Пытаясь смыть с себя клеймо насилия, Поппи вспомнила: раньше она часто думала, какую цену готова заплатить, чтобы Мартин вернулся домой целым и невредимым. Ирония судьбы оказалась горькой. Поппи сама стала ценой, она заплатила собой.
Натянув свежевыстиранные джинсы, она сидела на кровати, пытаясь собраться с мыслями. Внезапно поток слёз прекратился. Вернулся прислужник и кивком головы указал ей, что нужно следовать за ним.
Поппи провели по коридору к деревянной двери, которая ничем не отличалась от остальных, разве что по бокам стояли два охранника, оба вооружённые. В одном Поппи узнала подставного Зелгаи и закусила губу, чтобы не спросить его о Майлзе, судьба которого была ей неизвестна. Поппи не могла смотреть на охранника, понимая, что он знает, где и как она провела эту ночь; но он, казалось, был совершенно равнодушен к ней.
Прислужник остановился у двери. Подставной Зелгаи кивнул ему и повернулся к Поппи.
– Ваш муж здесь. Через полчаса будьте готовы выехать. – Он обращался не к ней, а куда-то поверх её головы, словно Поппи была грязной и могла его запачкать. Она с трудом сдержалась и не сказала: «Вы абсолютно правы на мой счёт!»

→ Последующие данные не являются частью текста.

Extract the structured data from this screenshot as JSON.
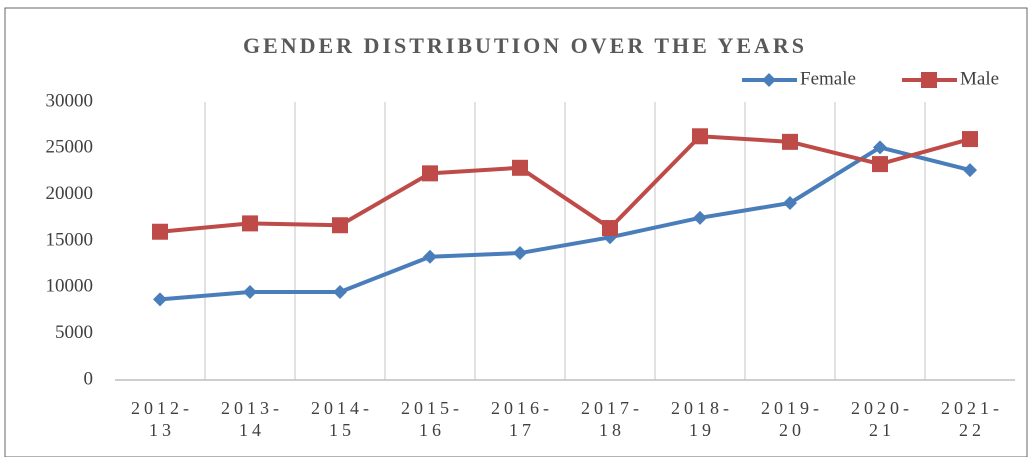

Глядя на дверную ручку, Поппи не могла поверить своим глазам. Неужели это правда? Неужели всего четыре-пять сантиметров дерева разделяют её с мужем? Несмотря на бушевавший в груди гнев, Поппи ощутила сильный прилив волнения. Подставной Зелгаи что-то сказал другому охраннику; тот открыл дверь и шагнул в сторону, давая Поппи пройти. Она поправила чёлку, одёрнула толстовку – ей хотелось предстать перед Мартином как можно красивее.